Call a customer a customer. It is what it is. Customers are our main goal, main source of revenue and the only reason that we in the magazine business have a job.
So, the first thing publishers and makers of content have to do is to know their audiences. It’s as simple as that. You can’t sell milk to someone who already owns ten cows, unless those cows are unable to lactate.
You have to give your audience something they need and want before they’re going to become addicted to your product.
Creating relevant and important content is a must. In this day and age the customer already has so much choice. They can find content anywhere, anytime on the internet. From their PC and laptop to their mobile device, choice is a plentiful commodity.
Therefore, you have to make your product even more engaging and relevant to the customer if you even hope to have a snowball’s chance in summertime Mississippi of creating a dent in the competition’s armour. It’s up to you.
Truly, the power of audiences has never been greater. It’s certainly an on-demand world when it comes to content consumption and magazines have learned the hard way that getting information to the ones ultimately in control – the audience – in the way that they want it, is key to maintaining relevance.

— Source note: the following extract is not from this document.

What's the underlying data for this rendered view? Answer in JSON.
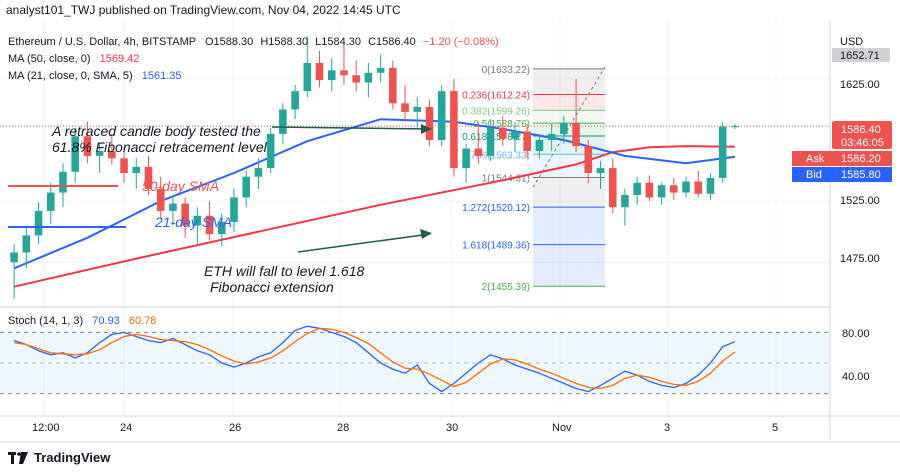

There are mediums for each type of content the audience wants and needs to consume. And magazines may not be for breaking news, but they do have a collectability factor that digital does not have.
And audiences have long-recognised that fact. It’s time magazine makers did as well. Ceding control is never easy, but it’s sometimes mandatory for survival.
Instead of fearing change, we need to embrace it. We must recognise the fact that technology isn’t going away. Magazines and magazine media must face that and grow along with the rest of the world.
Through creativity and innovation, magazines can and will survive and in fact, thrive, in this digital world. We just have to be willing to realise that as fast as technology evolves, magazines have to evolve too.
You can’t know where you’re going until you know where you’ve been. However, there’s no sense in overstaying your welcome in the past.
Acknowledge it, revel in it or wallow in it for a moment, whichever is suitable for your particular situation, and then move along.
I dare say that the future of magazines is what we make it.
After all, no one can define magazines like the people who create them. So, we have to be relevant and necessary, content-engaging and offer a viable, collectable choice for our customers. And above all else, we have to put the Audience First at all times.
There’s nothing more important than the hands that choose your product from the newsstand or retrieve it from their mailboxes.
Many things come next when it comes to the future of magazines, but only one thing will ever come first: the audience.